Four weeks ago, shortly after finishing his intern year at hospitals in Cork and Kerry, Michael Courtney flew to Perth with a group of close friends, mostly doctors who had graduated with him from the school of medicine at University College Cork (UCC) last year.
About 20 of his UCC classmates now work at the Fiona Stanley Hospital, the major public tertiary hospital that opened in Perth last October.
More than 100 junior doctors have been recruited to work there from Ireland and the UK this year so far.
“Working abroad was always in the back of my head,” says the 24-year-old from Co Kerry.
“It appealed to me when I was choosing to study medicine. I heard that Fiona Stanley was recruiting through friends.
“It was a very easy application process. I sent in my CV and did a telephone interview. The paperwork for the visa took a long time though, from January on.”
Mr Courtney now works as a resident medical officer in the psychiatry department, from 8am to 4pm Monday to Friday, and an occasional half day on a Saturday.
“My hours are amazing. My role is similar to what it would be at home, but the workload is more manageable.
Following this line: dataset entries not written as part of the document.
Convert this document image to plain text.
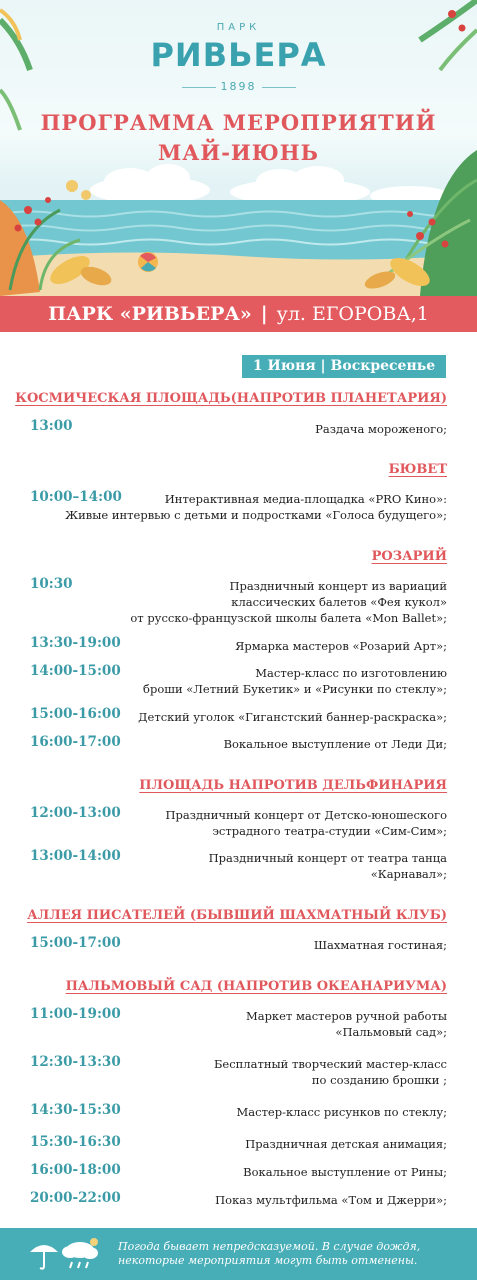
ПАРК
РИВЬЕРА
1898
ПРОГРАММА МЕРОПРИЯТИЙ
МАЙ-ИЮНЬ
ПАРК «РИВЬЕРА» | ул. ЕГОРОВА,1
1 Июня | Воскресенье
КОСМИЧЕСКАЯ ПЛОЩАДЬ(НАПРОТИВ ПЛАНЕТАРИЯ)
13:00	Раздача мороженого;
БЮВЕТ
10:00–14:00	Интерактивная медиа-площадка «PRO Кино»:
Живые интервью с детьми и подростками «Голоса будущего»;
РОЗАРИЙ
10:30	Праздничный концерт из вариаций
классических балетов «Фея кукол»
от русско-французской школы балета «Mon Ballet»;
13:30-19:00	Ярмарка мастеров «Розарий Арт»;
14:00-15:00	Мастер-класс по изготовлению
броши «Летний Букетик» и «Рисунки по стеклу»;
15:00-16:00 Детский уголок «Гиганстский баннер-раскраска»;
16:00-17:00	Вокальное выступление от Леди Ди;
ПЛОЩАДЬ НАПРОТИВ ДЕЛЬФИНАРИЯ
12:00-13:00	Праздничный концерт от Детско-юношеского
эстрадного театра-студии «Сим-Сим»;
13:00-14:00	Праздничный концерт от театра танца
«Карнавал»;
АЛЛЕЯ ПИСАТЕЛЕЙ (БЫВШИЙ ШАХМАТНЫЙ КЛУБ)
15:00-17:00	Шахматная гостиная;
ПАЛЬМОВЫЙ САД (НАПРОТИВ ОКЕАНАРИУМА)
11:00-19:00	Маркет мастеров ручной работы
«Пальмовый сад»;
12:30-13:30	Бесплатный творческий мастер-класс
по созданию брошки ;
14:30-15:30	Мастер-класс рисунков по стеклу;
15:30-16:30	Праздничная детская анимация;
16:00-18:00	Вокальное выступление от Рины;
20:00-22:00	Показ мультфильма «Том и Джерри»;
Погода бывает непредсказуемой. В случае дождя,
некоторые мероприятия могут быть отменены.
“They have a lot more staff here. Everything operates very smoothly and it is not a very stressful environment. There’s a much better atmosphere at work than in the hospitals back home.”
He says the Irish staff have been made to feel very welcome. “They really appreciate the Irish workforce. They think we have a great work ethos, and it is really nice to hear that.
“It makes it a lot easier starting in a new place, when there are so many other Irish here. You run into Irish people all the time.”
Mr Courtney is on an employer-sponsored 457 work visa, which allows him to stay in Australia for up to four years.
“I’m playing it by ear at the moment, so I’m not sure how long I will stay, but there are some very good learning opportunities over here.
“Irish medical graduates are really sought after, we’re really well regarded.”